In this case, an update is a good idea because of the risk associated with granting stock options to employees or company officers based on a stale analysis. Without an update, the company is at risk of granting “in-the-money” options, which could expose stakeholders to IRS scrutiny, additional taxes, and penalties. When questioned by a governing body, it’s difficult to argue that the company had a considerable value creating event and the underlying common stock didn’t increase as well.

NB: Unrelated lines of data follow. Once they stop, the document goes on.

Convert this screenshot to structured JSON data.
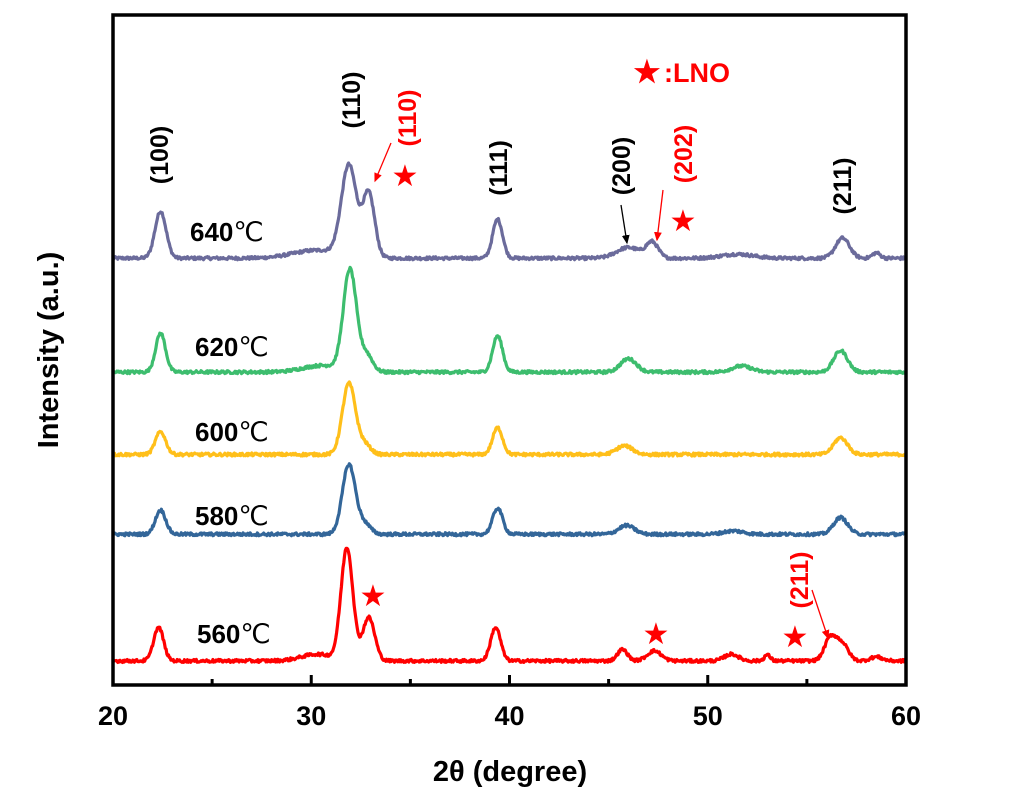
{
  "chart_data": {
    "type": "line",
    "title": "",
    "xlabel": "2θ (degree)",
    "ylabel": "Intensity (a.u.)",
    "xlim": [
      20,
      60
    ],
    "ylim": [
      0,
      100
    ],
    "xticks": [
      20,
      30,
      40,
      50,
      60
    ],
    "xticks_labels": [
      "20",
      "30",
      "40",
      "50",
      "60"
    ],
    "minor_xticks": [
      25,
      35,
      45,
      55
    ],
    "grid": false,
    "legend": {
      "symbol": "★",
      "text": ":LNO",
      "placement": "top-center",
      "color": "#ff0000"
    },
    "series": [
      {
        "name": "640℃",
        "temp": "640",
        "unit": "℃",
        "color": "#6b6b9b",
        "baseline": 63.7,
        "peaks": [
          [
            22.4,
            7.0,
            0.28
          ],
          [
            31.9,
            13.5,
            0.38
          ],
          [
            32.9,
            9.5,
            0.3
          ],
          [
            30.3,
            1.2,
            1.2
          ],
          [
            39.4,
            5.8,
            0.25
          ],
          [
            46.0,
            1.6,
            0.6
          ],
          [
            47.2,
            2.3,
            0.3
          ],
          [
            51.5,
            0.6,
            0.8
          ],
          [
            56.8,
            3.0,
            0.35
          ],
          [
            58.5,
            0.8,
            0.2
          ]
        ]
      },
      {
        "name": "620℃",
        "temp": "620",
        "unit": "℃",
        "color": "#3dbd6e",
        "baseline": 46.7,
        "peaks": [
          [
            22.4,
            5.8,
            0.25
          ],
          [
            31.95,
            15.0,
            0.33
          ],
          [
            32.8,
            2.5,
            0.3
          ],
          [
            30.6,
            1.0,
            1.0
          ],
          [
            39.4,
            5.4,
            0.25
          ],
          [
            46.0,
            2.0,
            0.4
          ],
          [
            51.7,
            0.9,
            0.5
          ],
          [
            56.7,
            3.2,
            0.35
          ]
        ]
      },
      {
        "name": "600℃",
        "temp": "600",
        "unit": "℃",
        "color": "#ffbf1a",
        "baseline": 34.4,
        "peaks": [
          [
            22.4,
            3.4,
            0.26
          ],
          [
            31.9,
            10.6,
            0.33
          ],
          [
            32.7,
            1.5,
            0.3
          ],
          [
            39.4,
            4.0,
            0.25
          ],
          [
            45.8,
            1.3,
            0.4
          ],
          [
            56.7,
            2.5,
            0.35
          ]
        ]
      },
      {
        "name": "580℃",
        "temp": "580",
        "unit": "℃",
        "color": "#336699",
        "baseline": 22.5,
        "peaks": [
          [
            22.4,
            3.6,
            0.26
          ],
          [
            31.9,
            10.4,
            0.33
          ],
          [
            32.7,
            1.5,
            0.3
          ],
          [
            39.4,
            3.9,
            0.25
          ],
          [
            45.9,
            1.3,
            0.4
          ],
          [
            51.3,
            0.5,
            0.5
          ],
          [
            56.7,
            2.5,
            0.35
          ]
        ]
      },
      {
        "name": "560℃",
        "temp": "560",
        "unit": "℃",
        "color": "#ff0000",
        "baseline": 3.6,
        "peaks": [
          [
            22.3,
            5.0,
            0.25
          ],
          [
            31.8,
            16.8,
            0.3
          ],
          [
            32.9,
            6.5,
            0.3
          ],
          [
            30.3,
            1.0,
            0.8
          ],
          [
            39.3,
            5.0,
            0.25
          ],
          [
            45.7,
            1.7,
            0.25
          ],
          [
            47.3,
            1.5,
            0.35
          ],
          [
            51.2,
            1.0,
            0.35
          ],
          [
            53.0,
            0.9,
            0.15
          ],
          [
            56.2,
            3.5,
            0.3
          ],
          [
            56.8,
            2.4,
            0.3
          ],
          [
            58.5,
            0.6,
            0.3
          ]
        ]
      }
    ],
    "annotations": [
      {
        "text": "(100)",
        "color": "#000000",
        "x": 22.4,
        "series": "640℃"
      },
      {
        "text": "(110)",
        "color": "#000000",
        "x": 31.9,
        "series": "640℃"
      },
      {
        "text": "(110)",
        "color": "#ff0000",
        "x": 32.9,
        "series": "640℃",
        "star": true
      },
      {
        "text": "(111)",
        "color": "#000000",
        "x": 39.4,
        "series": "640℃"
      },
      {
        "text": "(200)",
        "color": "#000000",
        "x": 46.0,
        "series": "640℃",
        "arrow": true
      },
      {
        "text": "(202)",
        "color": "#ff0000",
        "x": 47.2,
        "series": "640℃",
        "star": true,
        "arrow": true
      },
      {
        "text": "(211)",
        "color": "#000000",
        "x": 56.8,
        "series": "640℃"
      },
      {
        "text": "(211)",
        "color": "#ff0000",
        "x": 56.2,
        "series": "560℃",
        "star": true,
        "arrow": true
      }
    ],
    "extra_stars": [
      {
        "x": 32.9,
        "series": "560℃"
      },
      {
        "x": 47.3,
        "series": "560℃"
      }
    ]
  }
}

Changing Strategies or Missing a Milestone
Not every situation requiring an update is going to be positive. Sometimes, unforeseen difficulties can impair the business enterprise value. For example, failure to achieve a specific milestone may result in a company resetting expectations or changing a business strategy altogether. In cases like this, valuations will likely decrease and can serve as an opportunity to grant options at a lower price than if the company been executing to plan.
Valuations for IPOs
As companies begin considering an initial public offering (IPO), the company’s auditors and the Securities and Exchange Commission (SEC) will mandate that certain valuation models be utilized. Models that were acceptable prior to beginning the IPO process are no longer considered “best practices” in an IPO situation. Although there may not be any business-specific reason to update an analysis, complying with auditors and the SEC makes for a much smoother IPO review process.

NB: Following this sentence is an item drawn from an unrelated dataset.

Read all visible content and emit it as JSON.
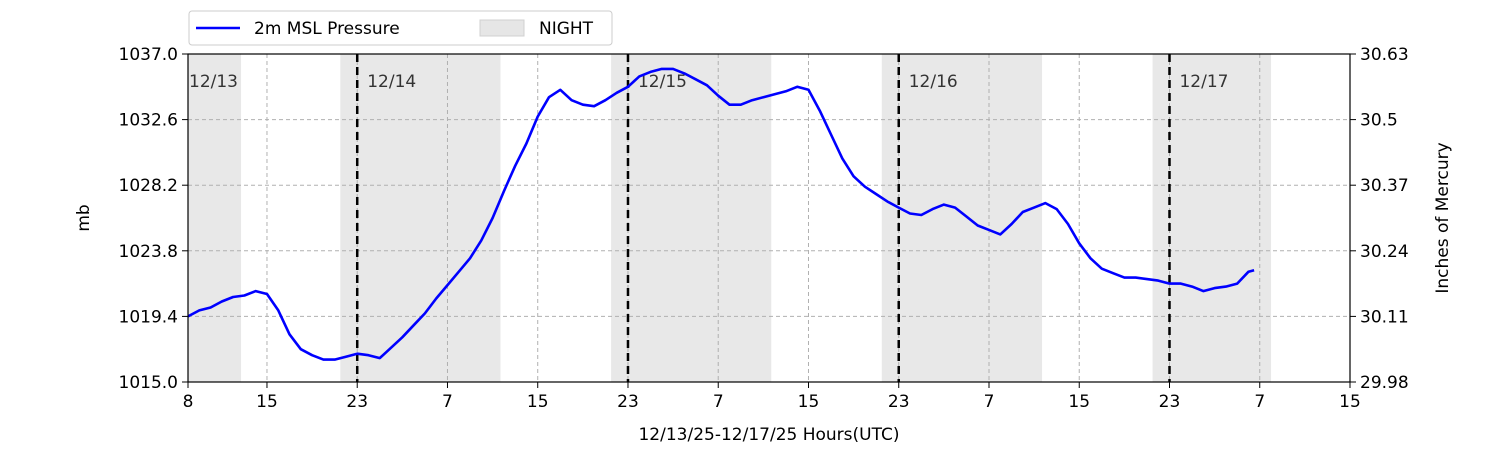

Major Changes to Capitalization Table
Over time, companies that have gone through numerous rounds of financing often experience major changes to their ownership structures or capitalization tables (cap tables). Oftentimes, certain provisions will require the company to issue an increasing number of securities, resulting in cap tables that are difficult to manage and understand.
To reduce the complexity, businesses will often recapitalize (recap) their existing cap tables. In doing so, ownership rights and preferences often change along with the value allocated amongst share classes. For accounting purposes, it is beneficial to update a previous 409A analysis so that all options are aligned with the current rights and preferences of the new cap table.
Why Should You Revalue Your Company?
Should changes occur within the company or economy, having an updated analysis will provide a level of assurance that the company is not issuing options based on old or misleading analyses. Failure to do so may put shareholders at risk and expose them to unnecessary IRS audits.
In the end, if the company is not issuing a significant number of options, it may not need to update its 409A other than annually. And as always, it’s best to discuss the company’s specific situation with both legal counsel and the firm’s auditors to ensure that proper compliance is being maintained.